The Ties That Bind
Connections
Sometimes I can hardly believe the things that happen myself…
It becomes more and more clear all the time that we are still so very connected after death, not only to our family members and close friends, we never know the impact we have had even on someone who was an acquaintance in our younger days.
A few months ago, I was sitting in a meditative state when I clearly saw the face of an older woman before me, although I had not seen this woman in over 45 years, I quickly recognized her as Molly, an acquaintance of my Mom’s and the mother of a girl who was a classmate of mine from kindergarten through high school.
Molly told me some things about herself and her life that I was not aware of, then mentioned that her daughter, Deb, was with her as well.
I was surprised as that would mean that Deb had died pretty young. I asked to speak with Deb and she stepped forward right away, she showed me and let me feel that she was depressed throughout her adult years, had never really gotten it together emotionally, that she had lived in what seemed like a hoarder situation, and although she did not really want to discuss the end, I sensed that she had taken her life.

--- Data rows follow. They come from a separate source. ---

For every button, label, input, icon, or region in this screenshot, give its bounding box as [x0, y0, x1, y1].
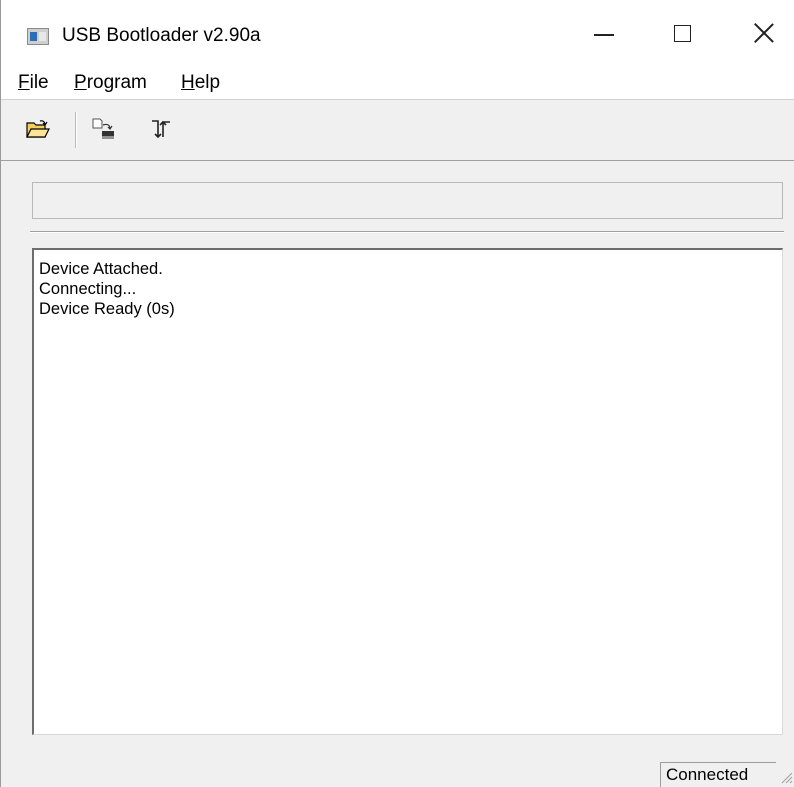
open-file-button[interactable] — [21, 114, 55, 144]
log-line: Device Ready (0s) — [39, 300, 175, 318]
log-output[interactable]: Device Attached. Connecting... Device Re… — [32, 248, 783, 735]
resize-grip-icon[interactable] — [779, 770, 793, 784]
status-panel: Connected — [660, 762, 776, 787]
progress-bar — [32, 182, 783, 219]
bootloader-window: USB Bootloader v2.90a File Program Help — [0, 0, 794, 787]
toolbar — [1, 100, 794, 161]
program-device-icon — [92, 118, 114, 139]
reset-device-button[interactable] — [145, 114, 179, 144]
reset-device-icon — [152, 120, 170, 139]
menu-program[interactable]: Program — [74, 72, 147, 94]
menu-bar: File Program Help — [1, 66, 794, 100]
menu-help-mnemonic: H — [181, 72, 195, 93]
menu-file-label: ile — [29, 72, 49, 93]
maximize-icon — [673, 24, 691, 42]
close-icon — [754, 23, 774, 43]
title-bar[interactable]: USB Bootloader v2.90a — [1, 0, 794, 66]
close-button[interactable] — [733, 0, 794, 66]
program-device-button[interactable] — [87, 114, 121, 144]
minimize-icon — [594, 34, 614, 36]
menu-file-mnemonic: F — [18, 72, 30, 93]
app-window-icon[interactable] — [27, 28, 49, 45]
menu-program-mnemonic: P — [74, 72, 87, 93]
menu-help[interactable]: Help — [181, 72, 220, 94]
toolbar-separator — [75, 112, 77, 148]
minimize-button[interactable] — [573, 0, 635, 66]
open-folder-icon — [26, 120, 50, 138]
log-line: Device Attached. — [39, 260, 163, 278]
maximize-button[interactable] — [651, 0, 713, 66]
window-title: USB Bootloader v2.90a — [62, 25, 261, 46]
menu-help-label: elp — [194, 72, 221, 93]
menu-program-label: rogram — [86, 72, 147, 93]
divider — [30, 231, 784, 233]
log-line: Connecting... — [39, 280, 137, 298]
menu-file[interactable]: File — [18, 72, 49, 94]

We were not friends and did not have friends in common, so it was not odd that I had not heard that Deb had passed, I was not sure who I could reach out to to confirm what had happened. After a month, Deb was still popping in, reminding me that she was around and it seemed that there was someone she wanted me to contact, almost every day it was like she was tapping me on the shoulder and I felt like I needed to do some detective work.
I managed to locate a relative who directed me to Deb’s first cousin, I left her a message and she called me immediately.
Deb’s cousin, Laurie, also sounded very depressed, “It runs in the family.”, she told me as she confirmed that Deb had taken her life after struggling for quite some time. Laurie told me Deb had been living in a trailer park and shared how much she missed her cousin.
I was able to offer some solace and it seemed Laurie found it comforting to know that her cousin had reached out to me and that I could confirm the continuity of life and personality on the other side.
This was astounding, even for me. I will not know until I cross over myself, but it makes me curious to think about how it came about that Deb and her mom decided to come into my meditation, after I’d been practicing as a medium for a number of years.
We played together sometimes as young kids, as our mothers did volunteer work together but the feeling I’m getting is we were part of the same Soul Family, even if we were not close in this lifetime.
There was recognition, even as a young child, that Deb was ‘different’ in some way that applied to me as well. I think we were both neurodivergent and in the 60’s and ‘70’s no one was talking about that. We were probably the top two “different” kids in that grade and that came with a bit of heartache.
I feel that this story will unfold a bit more, her cousin has said she’d like to speak to me again in future…I’ll keep you posted.